After speeches by Mr. Chit and the donors; the FED Board President, Ajan Kraisak Choonhavan, assembled the children on the stage to say thank you to the crowd in the three languages that they will study at the school, English, Thai and Burmese. Then in a typical and altogether appropriate fashion, the children dashed off to try out their new playground… a new school was officially opened.
For pictures of the event visit our facebook page by clicking here (Photos by Emmanuel Randon)
The Foundation for Education and Development (FED) is pleased to announce the opening of our Unified Learning Center on May 9th, 2012 in Khao Lak, Phang Nga Province. The school will provide education and basic health care services for the children and youth of the Burmese community located in Phang Nga Province. According to Htoo Chit, Executive Director of FED, “Our school offers the children of Burmese migrant workers the opportunities to learn to read and write, to learn the Thai and English languages and ultimately assists them in their integration into Thai schools and society. As well, the school will house a health care clinic offering basic health care and child services - all of these services would not be available to them otherwise. With the opening of this school, we are giving the Burmese youth a fighting chance to succeed and thrive in the Thai community.” Mr. Htoo Chit, who arrived directly after the 2004 Tsunami, has worked tirelessly since that time to provide the basic needs to the Burmese migrant community. He has been recognized for his work and has been awarded the ASHOKA Fellowship.

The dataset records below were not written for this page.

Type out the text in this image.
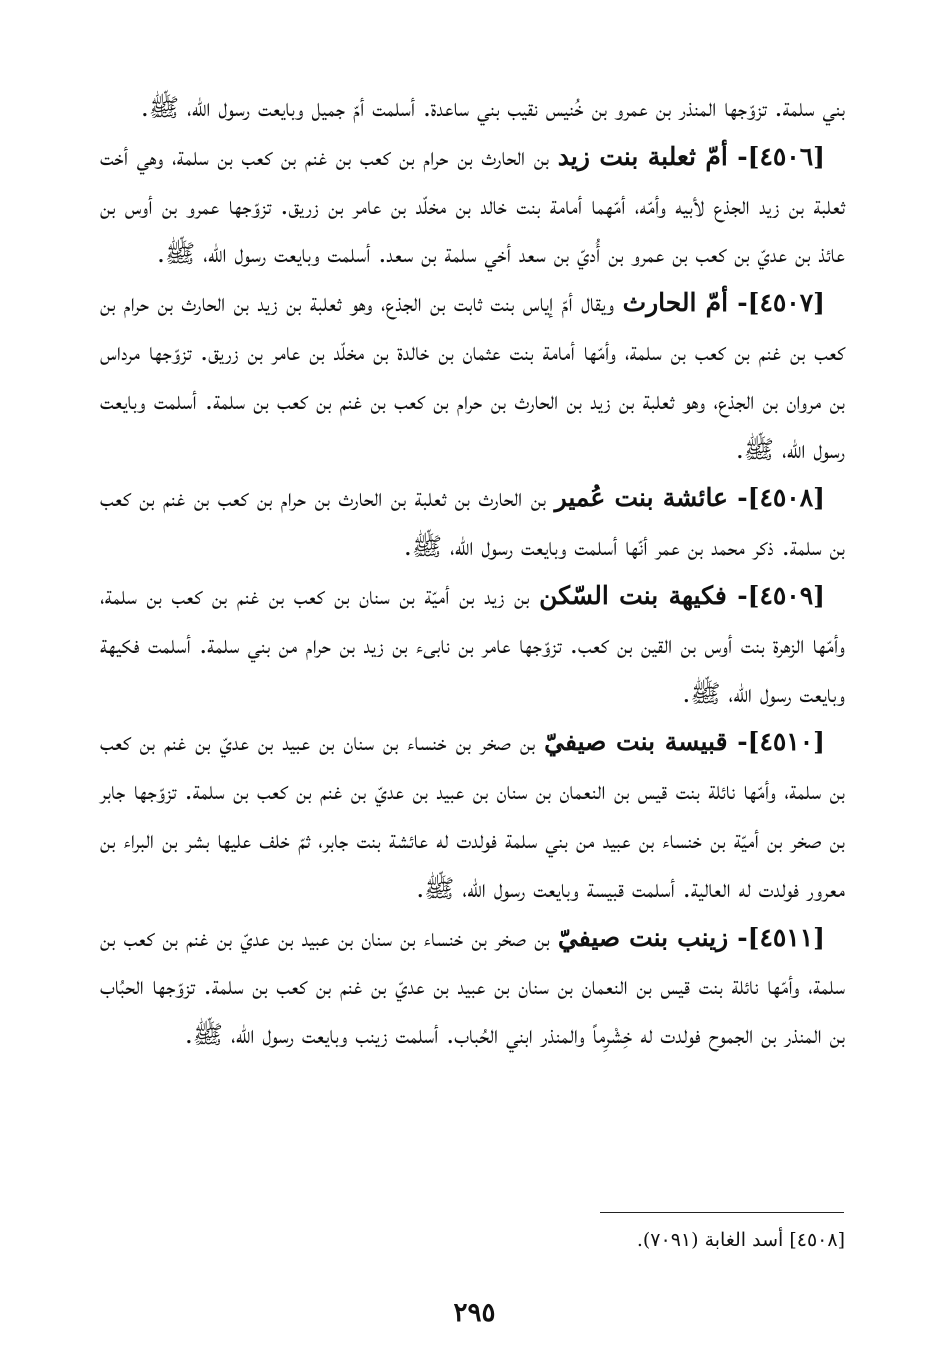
بني سلمة. تزوّجها المنذر بن عمرو بن خُنيس نقيب بني ساعدة. أسلمت أمّ جميل وبايعت رسول الله، ﷺ.

[٤٥٠٦]- أمّ ثعلبة بنت زيد بن الحارث بن حرام بن كعب بن غنم بن كعب بن سلمة، وهي أخت ثعلبة بن زيد الجذع لأبيه وأمّه، أمّهما أمامة بنت خالد بن مخلّد بن عامر بن زريق. تزوّجها عمرو بن أوس بن عائذ بن عديّ بن كعب بن عمرو بن أُديّ بن سعد أخي سلمة بن سعد. أسلمت وبايعت رسول الله، ﷺ.

[٤٥٠٧]- أمّ الحارث ويقال أمّ إياس بنت ثابت بن الجذع، وهو ثعلبة بن زيد بن الحارث بن حرام بن كعب بن غنم بن كعب بن سلمة، وأمّها أمامة بنت عثمان بن خالدة بن مخلّد بن عامر بن زريق. تزوّجها مرداس بن مروان بن الجذع، وهو ثعلبة بن زيد بن الحارث بن حرام بن كعب بن غنم بن كعب بن سلمة. أسلمت وبايعت رسول الله، ﷺ.

[٤٥٠٨]- عائشة بنت عُمير بن الحارث بن ثعلبة بن الحارث بن حرام بن كعب بن غنم بن كعب بن سلمة. ذكر محمد بن عمر أنّها أسلمت وبايعت رسول الله، ﷺ.

[٤٥٠٩]- فكيهة بنت السّكن بن زيد بن أميّة بن سنان بن كعب بن غنم بن كعب بن سلمة، وأمّها الزهرة بنت أوس بن القين بن كعب. تزوّجها عامر بن نابىء بن زيد بن حرام من بني سلمة. أسلمت فكيهة وبايعت رسول الله، ﷺ.

[٤٥١٠]- قبيسة بنت صيفيّ بن صخر بن خنساء بن سنان بن عبيد بن عديّ بن غنم بن كعب بن سلمة، وأمّها نائلة بنت قيس بن النعمان بن سنان بن عبيد بن عديّ بن غنم بن كعب بن سلمة. تزوّجها جابر بن صخر بن أميّة بن خنساء بن عبيد من بني سلمة فولدت له عائشة بنت جابر، ثمّ خلف عليها بشر بن البراء بن معرور فولدت له العالية. أسلمت قبيسة وبايعت رسول الله، ﷺ.

[٤٥١١]- زينب بنت صيفيّ بن صخر بن خنساء بن سنان بن عبيد بن عديّ بن غنم بن كعب بن سلمة، وأمّها نائلة بنت قيس بن النعمان بن سنان بن عبيد بن عديّ بن غنم بن كعب بن سلمة. تزوّجها الحبُاب بن المنذر بن الجموح فولدت له خِشْرِماً والمنذر ابني الحُباب. أسلمت زينب وبايعت رسول الله، ﷺ.

[٤٥٠٨] أسد الغابة (٧٠٩١).
٢٩٥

FED was recently recognized by the French Ambassador to Thailand with the French Republic’s Human Rights Prize, “Liberty, Equality, Fraternity”. At a ceremony recognizing FED’s efforts, the French Ambassador to Thailand called FED, “one of the most outstanding NGO’s in the world.”
States Mr. Chit, “ Burmese migrant workers in Thailand face many challenges. This facility allows these workers to enroll their children in a school that will nurture and educate, thereby allowing them to focus on their work and their ability to provide a livelihood for their families. These are basic rights many of us take for granted.”

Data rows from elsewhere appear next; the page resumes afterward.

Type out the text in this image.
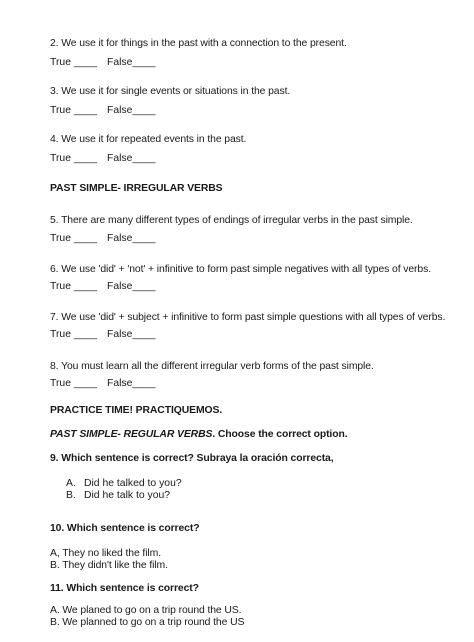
2. We use it for things in the past with a connection to the present.
True ____ False____
3. We use it for single events or situations in the past.
True ____ False____
4. We use it for repeated events in the past.
True ____ False____
PAST SIMPLE- IRREGULAR VERBS
5. There are many different types of endings of irregular verbs in the past simple.
True ____ False____
6. We use 'did' + 'not' + infinitive to form past simple negatives with all types of verbs.
True ____ False____
7. We use 'did' + subject + infinitive to form past simple questions with all types of verbs.
True ____ False____
8. You must learn all the different irregular verb forms of the past simple.
True ____ False____
PRACTICE TIME! PRACTIQUEMOS.
PAST SIMPLE- REGULAR VERBS. Choose the correct option.
9. Which sentence is correct? Subraya la oración correcta,
A. Did he talked to you?
B. Did he talk to you?
10. Which sentence is correct?
A, They no liked the film.
B. They didn't like the film.
11. Which sentence is correct?
A. We planed to go on a trip round the US.
B. We planned to go on a trip round the US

“We also want to thank all of our donors who understand the needs of the Burmese migrant population. Without their contributions this school and health clinic would not be possible,” says Sandra Arboleda, Director of Development. “ In particular we want to thank Umenohana, The Annika Linden Foundation, The Khao Lak Community Appeal, Act Now Children’s Fund, Child’s Dream, The Japanese Embassy to Thailand, the Japanese Volunteer Center and our globalgiving supporters.”

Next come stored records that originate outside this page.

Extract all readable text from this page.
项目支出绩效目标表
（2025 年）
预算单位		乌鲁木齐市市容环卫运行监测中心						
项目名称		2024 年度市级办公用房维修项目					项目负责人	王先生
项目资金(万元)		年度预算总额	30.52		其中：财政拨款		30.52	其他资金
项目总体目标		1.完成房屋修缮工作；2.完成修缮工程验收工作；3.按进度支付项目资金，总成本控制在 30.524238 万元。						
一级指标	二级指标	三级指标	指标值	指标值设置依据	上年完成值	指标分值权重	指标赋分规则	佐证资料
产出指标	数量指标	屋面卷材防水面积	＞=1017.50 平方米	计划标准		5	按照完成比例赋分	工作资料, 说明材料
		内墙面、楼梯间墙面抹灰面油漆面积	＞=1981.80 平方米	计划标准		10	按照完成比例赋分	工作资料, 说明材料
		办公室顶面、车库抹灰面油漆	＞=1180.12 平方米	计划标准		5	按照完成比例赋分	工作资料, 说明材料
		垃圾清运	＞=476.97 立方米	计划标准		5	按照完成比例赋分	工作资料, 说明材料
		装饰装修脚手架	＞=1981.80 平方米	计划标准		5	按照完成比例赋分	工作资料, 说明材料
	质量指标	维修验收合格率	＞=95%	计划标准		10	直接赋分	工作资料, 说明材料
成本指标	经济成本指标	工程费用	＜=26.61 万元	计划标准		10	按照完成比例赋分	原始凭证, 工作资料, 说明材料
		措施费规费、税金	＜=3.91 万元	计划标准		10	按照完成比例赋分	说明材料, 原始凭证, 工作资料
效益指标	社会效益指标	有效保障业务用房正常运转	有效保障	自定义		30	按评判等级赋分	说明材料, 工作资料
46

FED was founded in 2000 under the name of Grassroots Human Rights Education & Development (GHRE).FED along with providing education and health care services for the Burmese community, also provides woman’s empowerment activities, promotes job opportunities and fostering of safe working conditions for Burmese workers, provides legal assistance to their constituents, attempts to raise awareness of human rights violations and migrant worker issues against the Burmese community and looks to build bridges between the Thai and Burmese communities.